In most cases, the draft value chart doesn’t really apply when a team is trading up to get their franchise quarterback. They are expected to have to pay more to do that, presumably because they are competing with other teams and the success of the trade is crucial to their team’s success.
Last year the Raiders had the 10th overall pick and traded down with Arizona to 15 so the Cardinals could select quarterback Josh Rosen. That probably should have meant the Cardinals offered more than the draft value chart suggested, but the Raiders took the deal at value which was a third round pick. Then, of course, they threw it away by sending that third round pick to Pittsburgh for Martavis Bryant. But that’s another story.
If you would like to go strictly on value, though, here is what you’d be talking about with regard to the Raiders potential draft movement using the classic Jimmy Johnson chart.
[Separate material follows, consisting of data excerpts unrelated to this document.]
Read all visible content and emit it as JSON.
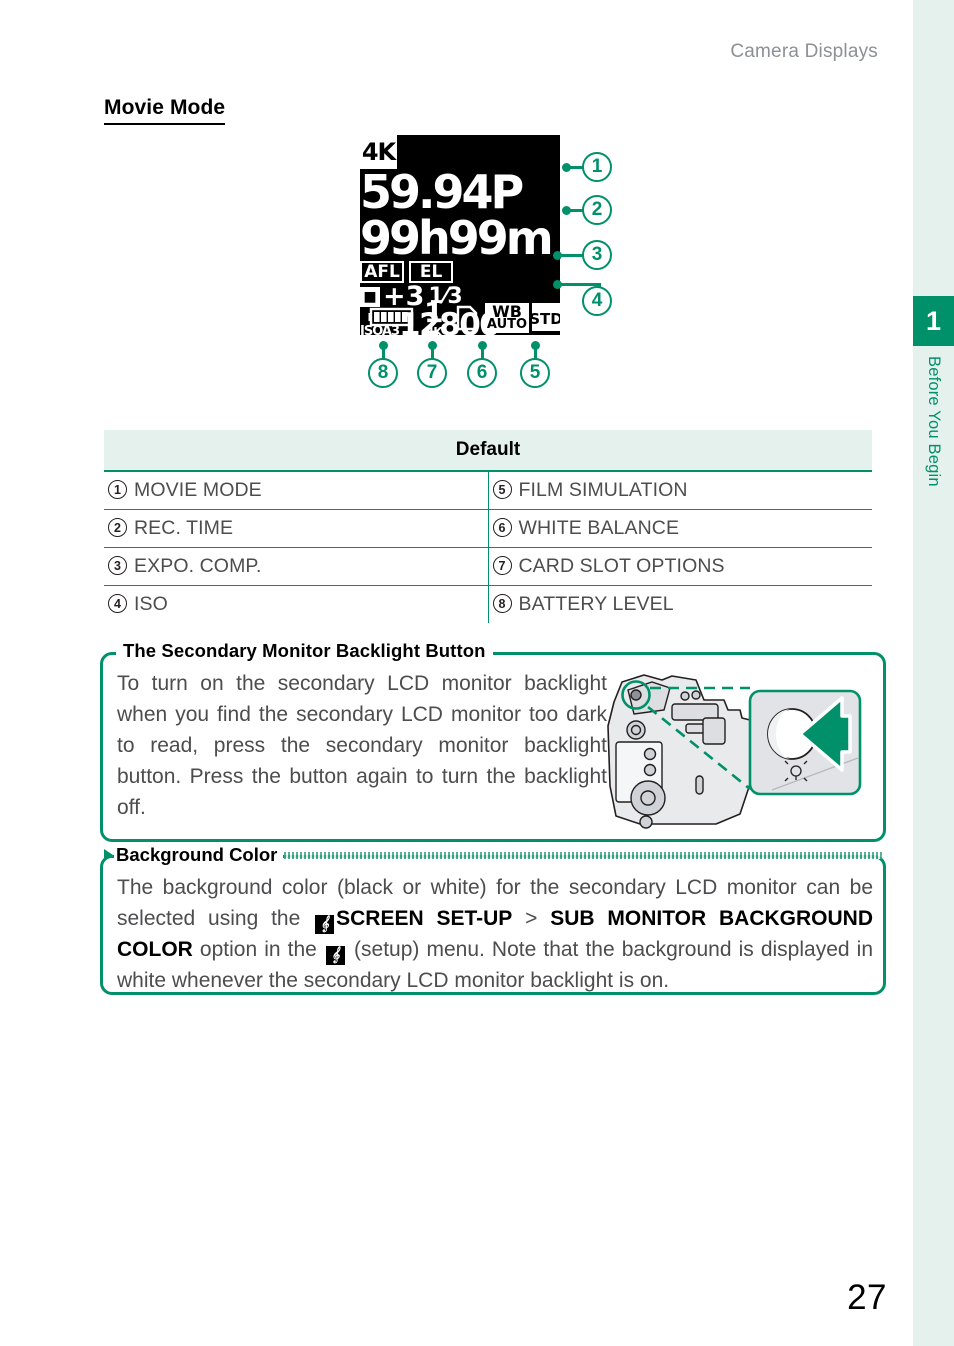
{
  "running_head": "Camera Displays",
  "page_title": "Movie Mode",
  "folio": "27",
  "chapter": {
    "number": "1",
    "label": "Before You Begin"
  },
  "lcd": {
    "quality": "4K",
    "frame_rate": "59.94P",
    "rec_time": "99h99m",
    "af_lock": "AFL",
    "ae_lock": "EL",
    "exposure_comp_icon": "exposure-comp-icon",
    "exposure_comp": "+3",
    "exposure_comp_fraction_num": "1",
    "exposure_comp_fraction_den": "3",
    "iso_tag": "ISOA3",
    "iso_value": "12800",
    "battery_icon": "battery-full-icon",
    "card_slot_number": "1",
    "card_slot_sub": "4K",
    "card_icon": "sd-card-icon",
    "white_balance_line1": "WB",
    "white_balance_line2": "AUTO",
    "film_simulation": "STD"
  },
  "callouts": [
    {
      "n": "1"
    },
    {
      "n": "2"
    },
    {
      "n": "3"
    },
    {
      "n": "4"
    },
    {
      "n": "5"
    },
    {
      "n": "6"
    },
    {
      "n": "7"
    },
    {
      "n": "8"
    }
  ],
  "table": {
    "header": "Default",
    "rows": [
      {
        "ln": "1",
        "llabel": "MOVIE MODE",
        "rn": "5",
        "rlabel": "FILM SIMULATION"
      },
      {
        "ln": "2",
        "llabel": "REC. TIME",
        "rn": "6",
        "rlabel": "WHITE BALANCE"
      },
      {
        "ln": "3",
        "llabel": "EXPO. COMP.",
        "rn": "7",
        "rlabel": "CARD SLOT OPTIONS"
      },
      {
        "ln": "4",
        "llabel": "ISO",
        "rn": "8",
        "rlabel": "BATTERY LEVEL"
      }
    ]
  },
  "note_backlight": {
    "title": "The Secondary Monitor Backlight Button",
    "body": "To turn on the secondary LCD monitor backlight when you find the secondary LCD monitor too dark to read, press the secondary monitor backlight button. Press the button again to turn the backlight off.",
    "figure_name": "camera-backlight-button-illustration"
  },
  "note_background": {
    "title": "Background Color",
    "text_1": "The background color (black or white) for the secondary LCD monitor can be selected using the ",
    "menu_icon_1": "setup-menu-icon",
    "bold_1": "SCREEN SET-UP",
    "sep": " > ",
    "bold_2": "SUB MONITOR BACKGROUND COLOR",
    "text_2": " option in the ",
    "menu_icon_2": "setup-menu-icon",
    "text_3": " (setup) menu. Note that the background is displayed in white whenever the secondary LCD monitor backlight is on."
  },
  "colors": {
    "green": "#00906a",
    "light_green": "#e4f1ec",
    "body_gray": "#4d4d4f",
    "head_gray": "#8d9094"
  }
}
Trade up to 2nd overall (SF) — cost Raiders’ 4th and 24th overall pick
Trade down to 6th (NYG) — Yield Giants’ 3rd (95) and 4th (108) round picks
Trade down to 7th (JAX) — Yield Jaguars’ 3rd (69) and 4th (109) round picks
Trade down to 9th (BUF) — Yield Bills’ 2nd round pick (40)
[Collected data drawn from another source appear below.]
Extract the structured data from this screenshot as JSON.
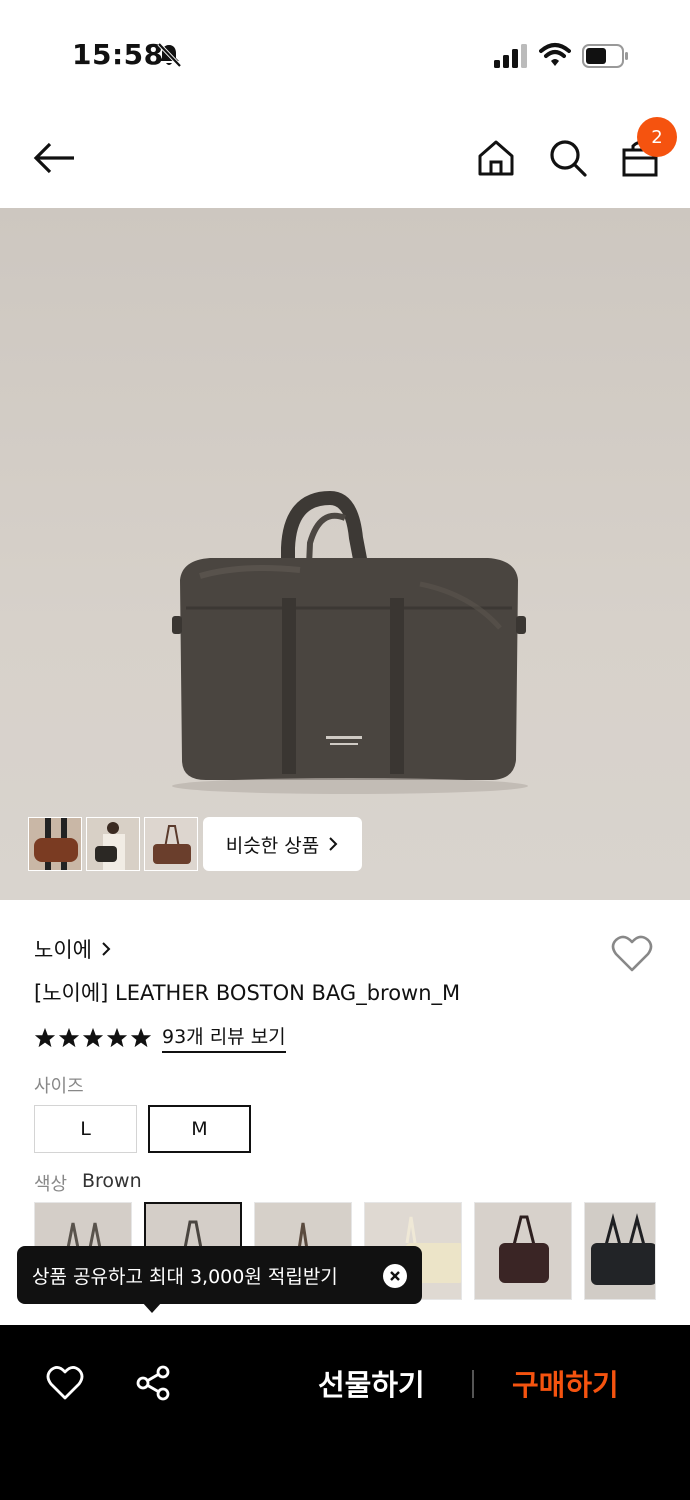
{
  "status_bar": {
    "time": "15:58"
  },
  "nav": {
    "cart_count": "2"
  },
  "gallery": {
    "similar_label": "비슷한 상품",
    "thumbnails": [
      "brown-duffel-thumb",
      "model-bag-thumb",
      "brown-bag-thumb"
    ]
  },
  "product": {
    "brand": "노이에",
    "title": "[노이에] LEATHER BOSTON BAG_brown_M",
    "rating_stars": 5,
    "review_link": "93개 리뷰 보기"
  },
  "options": {
    "size_label": "사이즈",
    "sizes": [
      {
        "label": "L",
        "selected": false
      },
      {
        "label": "M",
        "selected": true
      }
    ],
    "color_label": "색상",
    "color_value": "Brown",
    "colors": [
      "grey-brown",
      "brown",
      "beige",
      "cream",
      "burgundy",
      "black"
    ]
  },
  "tooltip": {
    "text": "상품 공유하고 최대 3,000원 적립받기"
  },
  "bottom_bar": {
    "gift_label": "선물하기",
    "buy_label": "구매하기"
  },
  "colors": {
    "accent": "#f5530f",
    "bag": "#4a4540",
    "background": "#cfc9c2"
  }
}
Trade down to 10th (DEN) — Yield Broncos’ 2nd (41) and 4th (125) round picks
Trade down to 11th (CIN) — Yield Bengals’ 2nd (42) and 3rd (72) round picks
Trade down to 13th (MIA) — Yield Dolphins’ 2nd (48), 3rd (78), and 4th (116) round picks
Trade down to 15th (WAS) — Yield Washington’s 2nd (46), and two 3rd (76, 96) round picks
This doesn’t factor in potential future draft pick considerations as well, which if you’re talking about moving outside the top ten, those trades very well could include future picks. It also doesn’t factor in a team upping the ante to make that move.
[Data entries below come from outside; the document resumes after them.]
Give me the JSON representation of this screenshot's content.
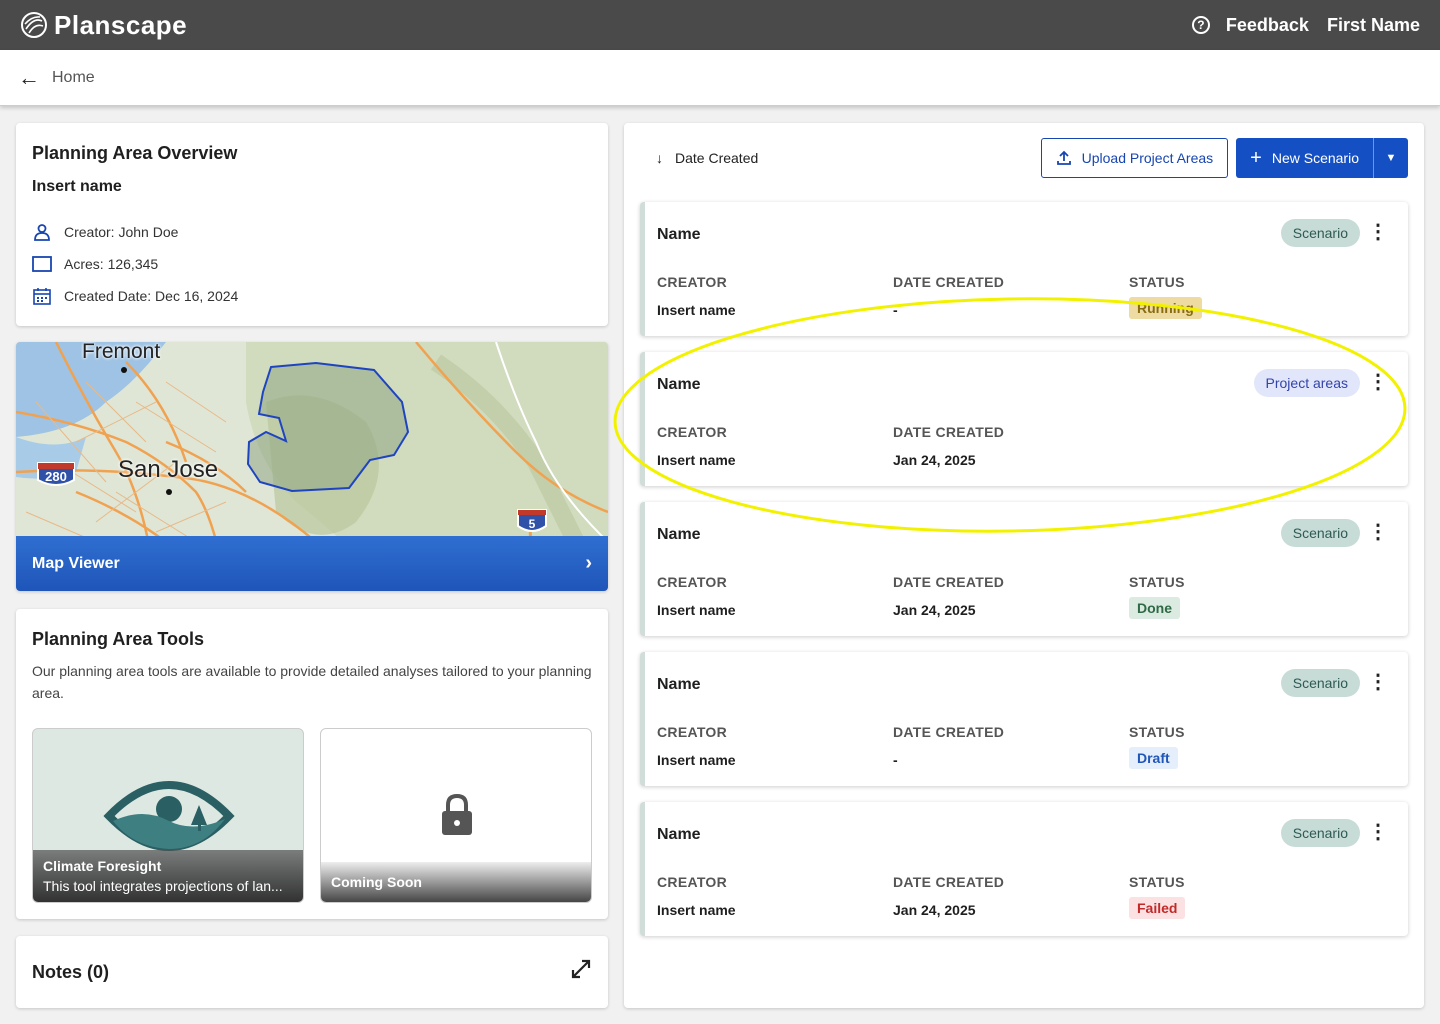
{
  "header": {
    "app_name": "Planscape",
    "feedback_label": "Feedback",
    "user_name": "First Name"
  },
  "breadcrumb": {
    "back_label": "Home"
  },
  "overview": {
    "title": "Planning Area Overview",
    "name": "Insert name",
    "creator": "Creator: John Doe",
    "acres": "Acres: 126,345",
    "created_date": "Created Date: Dec 16, 2024"
  },
  "map": {
    "viewer_label": "Map Viewer",
    "labels": [
      "Fremont",
      "San Jose"
    ],
    "shields": [
      "280",
      "5"
    ]
  },
  "tools": {
    "title": "Planning Area Tools",
    "description": "Our planning area tools are available to provide detailed analyses tailored to your planning area.",
    "items": [
      {
        "title": "Climate Foresight",
        "description": "This tool integrates projections of lan..."
      },
      {
        "title": "Coming Soon"
      }
    ]
  },
  "notes": {
    "title": "Notes (0)"
  },
  "toolbar": {
    "sort_label": "Date Created",
    "upload_label": "Upload Project Areas",
    "new_scenario_label": "New Scenario"
  },
  "columns": {
    "creator": "CREATOR",
    "date_created": "DATE CREATED",
    "status": "STATUS"
  },
  "scenarios": [
    {
      "name": "Name",
      "type": "Scenario",
      "creator": "Insert name",
      "date": "-",
      "status": "Running"
    },
    {
      "name": "Name",
      "type": "Project areas",
      "creator": "Insert name",
      "date": "Jan 24, 2025",
      "status": ""
    },
    {
      "name": "Name",
      "type": "Scenario",
      "creator": "Insert name",
      "date": "Jan 24, 2025",
      "status": "Done"
    },
    {
      "name": "Name",
      "type": "Scenario",
      "creator": "Insert name",
      "date": "-",
      "status": "Draft"
    },
    {
      "name": "Name",
      "type": "Scenario",
      "creator": "Insert name",
      "date": "Jan 24, 2025",
      "status": "Failed"
    }
  ],
  "colors": {
    "primary": "#1450c4",
    "topbar": "#4a4a4a",
    "highlight": "#f2f200"
  }
}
Also consider that the Raiders may not be interested in a move down that doesn’t include a 2nd round pick. Mayock said flat out that he loves the picks between 20 and 60. The team has three in that range, but you can’t have too many.
“I love 20 to 60. I’d love to get a couple more picks in there,” Mayock said. “I just think we have a lot of holes that need to be filled. I think that’s a really good place to go fishing.”
There’s also the possibility of trading up or down with their picks at the bottom of the first round at 24 and 27 as well at at the top of the second at pick 35. That’s a lot of ammo to use to move up as well as pieces to offer other teams looking to move up.
Mayock reiterated that the Raiders “need to be nimble” and ready to move around at a moment’s notice if appropriate.
According to the draft value chart, packaging picks 24 and 27 could move them as high as Detroit at 8th overall. They could move up as far as 12th overall with picks 27 and 35. Should they want to keep two of that group of three picks, the best they could do is Pittsburgh’s pick at 20 overall.
The final scenario is trading down with one of those lower first picks. Often times, teams will get antsy and look to jump into the bottom of the first round to grab a player on day one, if only to ensure they get that 5th year option. The Raiders don’t have a pick in the third round (traded to Pittsburgh for Antonio Brown) and if they’d like to get one, that would be the way to do it.
Just about any team in the top half of the second round could make that trade up to 27 by adding in a third round pick. If more than one team is interested, the team with the higher pick in each round wins.
The possibilities here seem endless. This should be fun.